For many New Yorkers, using public transportation is often about choosing the cheapest and most available option for getting around.
For those who can’t afford to drive, turning to the subway is often an economic necessity, said Nicholas J. Klein, an assistant professor in the department of city and regional planning at Cornell University.
But there are New Yorkers, he added, who identify with the transit system and are proud of their specific train, bus or ferry. For others, public transportation represents an environmentally friendly choice.
Sproule Love, an executive at a company that manages independent and assisted living communities, is one of those who has a soft spot for the subway, even though he owns a car.
Leaving a friend’s apartment in Lower Manhattan late one night in 2000, Mr.
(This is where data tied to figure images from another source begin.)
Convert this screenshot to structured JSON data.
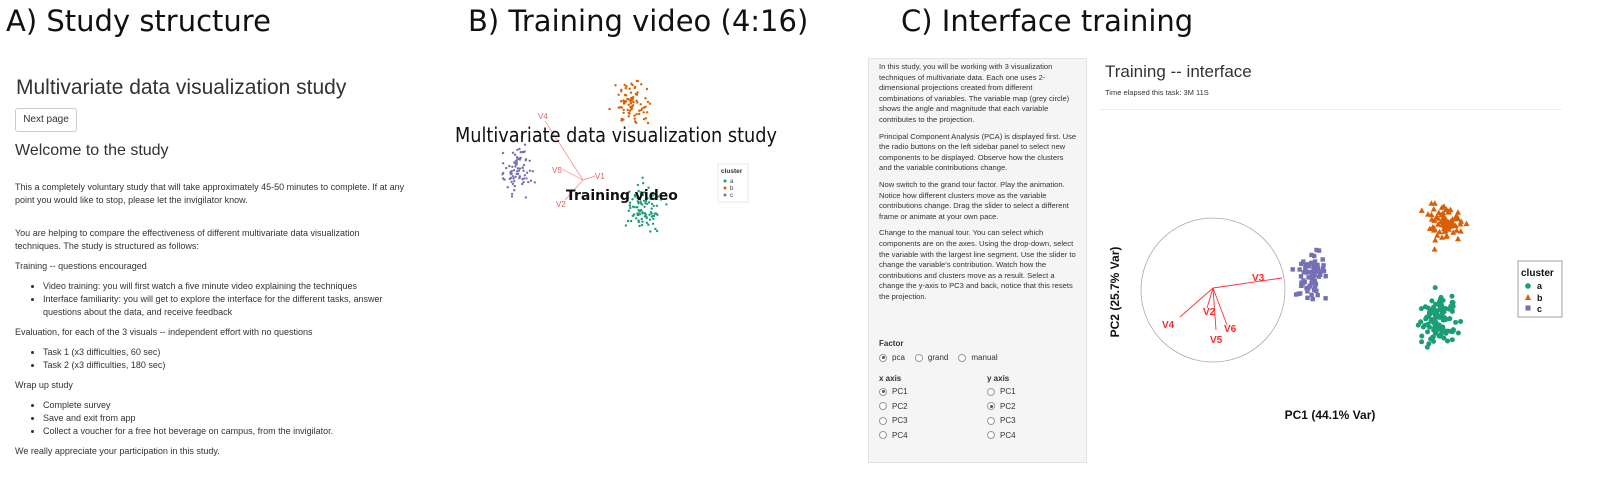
{
  "panels": {
    "a_title": "A) Study structure",
    "b_title": "B) Training video (4:16)",
    "c_title": "C) Interface training"
  },
  "study": {
    "app_title": "Multivariate data visualization study",
    "next_button": "Next page",
    "welcome": "Welcome to the study",
    "intro": "This a completely voluntary study that will take approximately 45-50 minutes to complete. If at any point you would like to stop, please let the invigilator know.",
    "purpose": "You are helping to compare the effectiveness of different multivariate data visualization techniques. The study is structured as follows:",
    "training_heading": "Training -- questions encouraged",
    "training_items": [
      "Video training: you will first watch a five minute video explaining the techniques",
      "Interface familiarity: you will get to explore the interface for the different tasks, answer questions about the data, and receive feedback"
    ],
    "evaluation_heading": "Evaluation, for each of the 3 visuals -- independent effort with no questions",
    "evaluation_items": [
      "Task 1 (x3 difficulties, 60 sec)",
      "Task 2 (x3 difficulties, 180 sec)"
    ],
    "wrapup_heading": "Wrap up study",
    "wrapup_items": [
      "Complete survey",
      "Save and exit from app",
      "Collect a voucher for a free hot beverage on campus, from the invigilator."
    ],
    "closing": "We really appreciate your participation in this study."
  },
  "video": {
    "overlay_title": "Multivariate data visualization study",
    "overlay_subtitle": "Training video",
    "var_labels": [
      "V4",
      "V5",
      "V1",
      "V2"
    ],
    "legend_title": "cluster",
    "legend_items": [
      "a",
      "b",
      "c"
    ]
  },
  "interface": {
    "instructions": [
      "In this study, you will be working with 3 visualization techniques of multivariate data. Each one uses 2-dimensional projections created from different combinations of variables. The variable map (grey circle) shows the angle and magnitude that each variable contributes to the projection.",
      "Principal Component Analysis (PCA) is displayed first. Use the radio buttons on the left sidebar panel to select new components to be displayed. Observe how the clusters and the variable contributions change.",
      "Now switch to the grand tour factor. Play the animation. Notice how different clusters move as the variable contributions change. Drag the slider to select a different frame or animate at your own pace.",
      "Change to the manual tour. You can select which components are on the axes. Using the drop-down, select the variable with the largest line segment. Use the slider to change the variable's contribution. Watch how the contributions and clusters move as a result. Select a change the y-axis to PC3 and back, notice that this resets the projection."
    ],
    "factor_label": "Factor",
    "factor_options": [
      "pca",
      "grand",
      "manual"
    ],
    "factor_selected": "pca",
    "x_axis_label": "x axis",
    "y_axis_label": "y axis",
    "axis_options": [
      "PC1",
      "PC2",
      "PC3",
      "PC4"
    ],
    "x_selected": "PC1",
    "y_selected": "PC2",
    "main_title": "Training -- interface",
    "elapsed": "Time elapsed this task: 3M 11S",
    "plot": {
      "xlabel": "PC1 (44.1% Var)",
      "ylabel": "PC2 (25.7% Var)",
      "var_labels": [
        "V3",
        "V4",
        "V2",
        "V6",
        "V5"
      ],
      "legend_title": "cluster",
      "legend_items": [
        "a",
        "b",
        "c"
      ]
    }
  },
  "colors": {
    "a": "#1b9e77",
    "b": "#d95f02",
    "c": "#7570b3",
    "axis_line": "#ff3030"
  }
}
Love, 52, couldn’t find a taxi home and decided to take the subway. While waiting on the platform, he said he realized it was the only time he had “experienced a New York where no one was on guard.”
“Everyone is so tired and resigned to waiting 40 minutes for an F train,” he added.
Mr. Love, who lives in Harlem, is a strong supporter of congestion pricing. While learning to drive a car is a life skill, he says, using one to get to one of North America’s largest cities is absurd.
Many transit critics point to what they perceive as a crime risk on the subway, while many transit supporters say driving poses the greatest risk.
“I feel much safer on public transportation,” said Emily Rose Prats, a 36-year-old from Crown Heights, Brooklyn. A 2022 New York Times analysis of MTA and police statistics showed that the chance of being a victim of violent crime on the subway was relatively far away.
Although she is a proponent of congestion pricing, Ms. Daglian, a transit advocate, understands why people like her husband, who work or live in areas with limited access to public transportation, use their car.
“I understand why people drive,” she said. But that doesn’t mean she likes it, even close to home.
“The conflict is not over,” she said. “We still have pointed conversations.”